Toxic effects of Vitamin C combined with temozolomide on glioma cells and its mechanism

Abstract

Objective: To investigate the toxic effects of vitamin C (VC) combined with temozolomide (TMZ) on gliomas and its mechanism. Methods: Human glioma cells BMG-1 and SHG44 cells were cultured in vitro, specifically divided into control group (without VC and TMZ), TMZ group (0.2 mmol/L), VC (0.5 mmol/L)+TMZ(0.2 mmol/L) group and TMZ(0.2 mmol/L TMZ)+U0126(10 μmol/L)group, each experiment was repeated three times.

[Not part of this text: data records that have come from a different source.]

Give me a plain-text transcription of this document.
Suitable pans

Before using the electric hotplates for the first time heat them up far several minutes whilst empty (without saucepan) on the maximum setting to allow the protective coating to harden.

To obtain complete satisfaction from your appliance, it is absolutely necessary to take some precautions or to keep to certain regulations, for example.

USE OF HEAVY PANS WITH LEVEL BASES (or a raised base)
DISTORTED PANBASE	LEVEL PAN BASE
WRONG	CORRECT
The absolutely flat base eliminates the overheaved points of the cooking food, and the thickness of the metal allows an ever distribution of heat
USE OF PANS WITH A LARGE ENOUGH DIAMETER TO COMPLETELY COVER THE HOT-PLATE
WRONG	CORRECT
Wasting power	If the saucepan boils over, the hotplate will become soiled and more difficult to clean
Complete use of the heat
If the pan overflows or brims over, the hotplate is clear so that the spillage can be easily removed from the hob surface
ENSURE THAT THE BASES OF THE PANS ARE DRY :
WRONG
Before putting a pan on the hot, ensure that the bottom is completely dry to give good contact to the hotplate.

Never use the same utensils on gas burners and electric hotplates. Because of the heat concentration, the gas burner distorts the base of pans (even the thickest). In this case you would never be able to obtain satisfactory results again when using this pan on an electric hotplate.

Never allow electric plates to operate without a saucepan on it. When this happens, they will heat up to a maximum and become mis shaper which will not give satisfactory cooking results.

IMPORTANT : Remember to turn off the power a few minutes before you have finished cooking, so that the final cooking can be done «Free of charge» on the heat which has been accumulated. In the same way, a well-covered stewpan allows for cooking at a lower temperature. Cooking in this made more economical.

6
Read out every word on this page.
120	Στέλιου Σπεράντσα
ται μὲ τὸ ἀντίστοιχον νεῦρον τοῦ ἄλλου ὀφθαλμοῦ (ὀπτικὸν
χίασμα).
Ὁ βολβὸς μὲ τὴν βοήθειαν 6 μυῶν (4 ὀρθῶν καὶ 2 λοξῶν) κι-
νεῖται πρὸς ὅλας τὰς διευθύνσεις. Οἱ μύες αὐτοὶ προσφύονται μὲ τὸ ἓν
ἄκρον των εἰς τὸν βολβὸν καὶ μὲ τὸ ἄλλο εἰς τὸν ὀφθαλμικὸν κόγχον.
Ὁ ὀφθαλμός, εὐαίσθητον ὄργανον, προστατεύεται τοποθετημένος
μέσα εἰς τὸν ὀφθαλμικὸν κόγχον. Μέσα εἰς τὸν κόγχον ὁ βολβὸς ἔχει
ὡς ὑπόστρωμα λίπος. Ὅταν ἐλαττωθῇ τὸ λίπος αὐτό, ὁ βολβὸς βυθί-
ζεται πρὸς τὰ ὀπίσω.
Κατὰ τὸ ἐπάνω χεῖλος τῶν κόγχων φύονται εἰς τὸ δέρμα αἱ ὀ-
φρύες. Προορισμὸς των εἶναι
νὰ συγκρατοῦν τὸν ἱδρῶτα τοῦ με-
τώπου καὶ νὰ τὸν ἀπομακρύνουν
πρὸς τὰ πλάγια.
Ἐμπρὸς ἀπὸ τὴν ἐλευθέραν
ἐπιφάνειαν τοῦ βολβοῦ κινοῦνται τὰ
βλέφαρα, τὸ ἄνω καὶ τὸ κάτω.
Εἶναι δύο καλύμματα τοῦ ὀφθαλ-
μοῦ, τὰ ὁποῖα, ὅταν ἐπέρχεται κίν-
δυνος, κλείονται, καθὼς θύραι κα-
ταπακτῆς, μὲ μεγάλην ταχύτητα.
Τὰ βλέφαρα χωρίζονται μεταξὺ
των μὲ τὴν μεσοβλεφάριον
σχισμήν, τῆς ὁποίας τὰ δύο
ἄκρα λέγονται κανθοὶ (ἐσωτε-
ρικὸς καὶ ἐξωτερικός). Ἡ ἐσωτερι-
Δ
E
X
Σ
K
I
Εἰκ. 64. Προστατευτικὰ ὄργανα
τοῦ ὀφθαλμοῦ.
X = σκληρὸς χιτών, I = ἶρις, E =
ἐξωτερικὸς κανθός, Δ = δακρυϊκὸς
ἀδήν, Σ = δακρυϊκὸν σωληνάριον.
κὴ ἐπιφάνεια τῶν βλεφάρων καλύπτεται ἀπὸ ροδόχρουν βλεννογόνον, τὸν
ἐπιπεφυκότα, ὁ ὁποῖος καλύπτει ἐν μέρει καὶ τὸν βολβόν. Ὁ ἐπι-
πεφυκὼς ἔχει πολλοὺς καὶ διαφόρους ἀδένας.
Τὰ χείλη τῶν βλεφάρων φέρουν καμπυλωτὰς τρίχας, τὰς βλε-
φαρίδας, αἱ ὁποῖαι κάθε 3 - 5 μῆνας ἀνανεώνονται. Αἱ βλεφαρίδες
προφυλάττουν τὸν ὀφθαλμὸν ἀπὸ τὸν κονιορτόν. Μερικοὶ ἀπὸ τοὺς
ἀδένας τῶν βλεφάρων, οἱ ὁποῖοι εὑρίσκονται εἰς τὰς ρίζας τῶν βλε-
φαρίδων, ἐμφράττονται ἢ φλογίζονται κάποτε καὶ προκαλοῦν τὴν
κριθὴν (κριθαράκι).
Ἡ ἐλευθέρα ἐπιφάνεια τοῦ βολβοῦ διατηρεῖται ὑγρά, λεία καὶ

Cell survival rate was detected by MTT assay; Cell apoptosis was detected by flow cytometry and Annexin V-FITC/PI staining; Reactive oxygen species (ROS) levels were detected by ROS detection kit, and Western blot was used to detect the expression levels of proteins related to apoptosis, autophagy and ERK pathway. Results: Compared with the control group, the survival rate of glioma cells in the TMZ group was decreased significantly(P＜0.05). Compared with the TMZ group, the survival rate of glioma cells in the VC+TMZ group was decreased significantly(P＜0.01), the cell apoptosis rate was increased, and the expressions of Bax, Cleaved caspase-3 and Cleaved PARP protein were increased, while the expression of Bcl-2 was decreased. The ROS level and autophagy rate were decreased, while the expression of LC3-II/LC3-1 was decreased, and the expression of p62 was increased in the VC+TMZ group (all P＜0.05). At the same time, VC combined with TMZ decreased the expression level of p-ERK1/2-related protein in BMG-1 and SHG44 cells, and increased the apoptosis rate (P＜0.05). Conclusion: VC combined with temozolomide can enhance the toxicity of glioma cells. This effect is to promote apoptosis and inhibit temozolomide-mediated autophagy through the regulation of the ERK signaling pathway.